We could achieve the goal by letting each revset engine respect the
configured subset, but since the solution proposed above makes sense
also for local-disk repos, I think it's better to do it outside of the
revset engine, so all revset engines can share the code.

This commit prepares for the new functionality by moving the symbol
resolution out of `Index::evaluate_revset()`.
2023-03-17 22:42:41 -07:00
Martin von Zweigbergk
1711cb61fb revset: add a Result version of transform_expression_bottom_up()
I'd like to add a stage after optimization for resolving most symbols
to commit IDs, and that needs to be able to fail.
2023-03-17 22:42:41 -07:00
Martin von Zweigbergk
3871efd2f9 revset: move ReverseRevsetGraphIterator into revset module
The iterator is not specific to the implementation in
`revset_graph_iterator`, so it belongs in the standard `revset`
module.
2023-03-14 05:32:02 -07:00
Martin von Zweigbergk
f62fac24ac revset: move graph iteration onto Revset trait
We want to allow custom revset engines define their own graph
iterator. This commit helps with that by adding a
`Revset::iter_graph()` function that returns an abstract iterator.

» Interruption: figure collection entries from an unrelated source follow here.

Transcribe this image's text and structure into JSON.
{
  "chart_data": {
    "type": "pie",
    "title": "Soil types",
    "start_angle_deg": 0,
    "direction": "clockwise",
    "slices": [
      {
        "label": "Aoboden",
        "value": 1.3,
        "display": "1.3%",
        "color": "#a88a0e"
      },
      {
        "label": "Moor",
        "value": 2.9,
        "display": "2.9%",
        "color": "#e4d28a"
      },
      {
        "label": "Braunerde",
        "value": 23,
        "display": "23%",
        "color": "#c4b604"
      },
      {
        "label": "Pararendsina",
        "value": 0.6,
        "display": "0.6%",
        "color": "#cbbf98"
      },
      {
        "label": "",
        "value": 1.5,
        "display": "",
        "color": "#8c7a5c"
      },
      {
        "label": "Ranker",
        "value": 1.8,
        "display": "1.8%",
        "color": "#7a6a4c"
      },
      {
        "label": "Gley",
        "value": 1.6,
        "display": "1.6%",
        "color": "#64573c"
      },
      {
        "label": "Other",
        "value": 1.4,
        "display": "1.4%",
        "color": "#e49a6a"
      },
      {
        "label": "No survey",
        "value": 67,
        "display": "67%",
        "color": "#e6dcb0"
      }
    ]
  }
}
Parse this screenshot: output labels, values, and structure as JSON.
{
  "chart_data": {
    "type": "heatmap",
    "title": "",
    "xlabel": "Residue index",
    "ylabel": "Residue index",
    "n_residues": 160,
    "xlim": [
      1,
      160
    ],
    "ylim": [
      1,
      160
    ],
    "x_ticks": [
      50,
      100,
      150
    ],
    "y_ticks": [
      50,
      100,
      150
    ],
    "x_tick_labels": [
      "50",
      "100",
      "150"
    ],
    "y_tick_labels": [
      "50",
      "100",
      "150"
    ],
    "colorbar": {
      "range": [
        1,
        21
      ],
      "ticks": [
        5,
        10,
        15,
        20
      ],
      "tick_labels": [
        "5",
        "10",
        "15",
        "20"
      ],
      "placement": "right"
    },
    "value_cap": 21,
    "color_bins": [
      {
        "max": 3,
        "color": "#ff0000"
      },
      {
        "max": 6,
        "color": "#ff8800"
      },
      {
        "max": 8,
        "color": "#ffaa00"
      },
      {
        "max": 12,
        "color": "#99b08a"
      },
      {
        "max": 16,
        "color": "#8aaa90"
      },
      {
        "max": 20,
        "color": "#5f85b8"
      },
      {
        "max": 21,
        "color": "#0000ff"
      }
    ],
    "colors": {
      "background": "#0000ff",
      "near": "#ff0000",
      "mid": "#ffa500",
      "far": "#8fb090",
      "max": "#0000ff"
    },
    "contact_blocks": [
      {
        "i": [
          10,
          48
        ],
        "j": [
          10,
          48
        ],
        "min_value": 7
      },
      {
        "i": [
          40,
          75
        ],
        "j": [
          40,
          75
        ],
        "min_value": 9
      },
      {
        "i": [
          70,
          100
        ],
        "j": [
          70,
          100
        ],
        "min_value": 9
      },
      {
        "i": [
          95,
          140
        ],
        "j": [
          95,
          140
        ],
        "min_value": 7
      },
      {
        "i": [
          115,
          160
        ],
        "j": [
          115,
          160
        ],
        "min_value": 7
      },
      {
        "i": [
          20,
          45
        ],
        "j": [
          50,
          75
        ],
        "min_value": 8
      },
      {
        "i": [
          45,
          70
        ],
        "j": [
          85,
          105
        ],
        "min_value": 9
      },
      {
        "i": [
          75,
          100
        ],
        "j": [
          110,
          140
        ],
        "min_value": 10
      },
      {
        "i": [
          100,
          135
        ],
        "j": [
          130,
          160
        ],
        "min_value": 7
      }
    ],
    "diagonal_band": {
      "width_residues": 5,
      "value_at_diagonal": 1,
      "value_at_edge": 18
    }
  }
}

The current `RevsetGraphIterator` can be configured to skip or include
transitive edges. It skips them by default and we don't expose option
in the CLI. I didn't bother including that functionality in the new
`iter_graph()` either. At least for now, it will be up to the
implementation whether it includes such edges (it would of course be
free to ignore the caller's request even if we added an option for it
in the API).
2023-03-14 05:32:02 -07:00
Martin von Zweigbergk
28cbd7b1c5 revset: move evaluation into index
This commit adds an `evaluate_revset()` function to the `Index`
trait. It will require some further cleanup, but it already achieves
the goal of letting the index implementation decide which revset
engine to use.
2023-03-14 05:32:02 -07:00
Martin von Zweigbergk
eed0b23009 revset: move current implementation to new module
We want to allow customization of the revset engine, so it can query
server indexes, for example. The current revset implementation will be
our default implementation for now. What's left in the `revset` module
after this commit is mostly parsing code.
2023-03-14 05:32:02 -07:00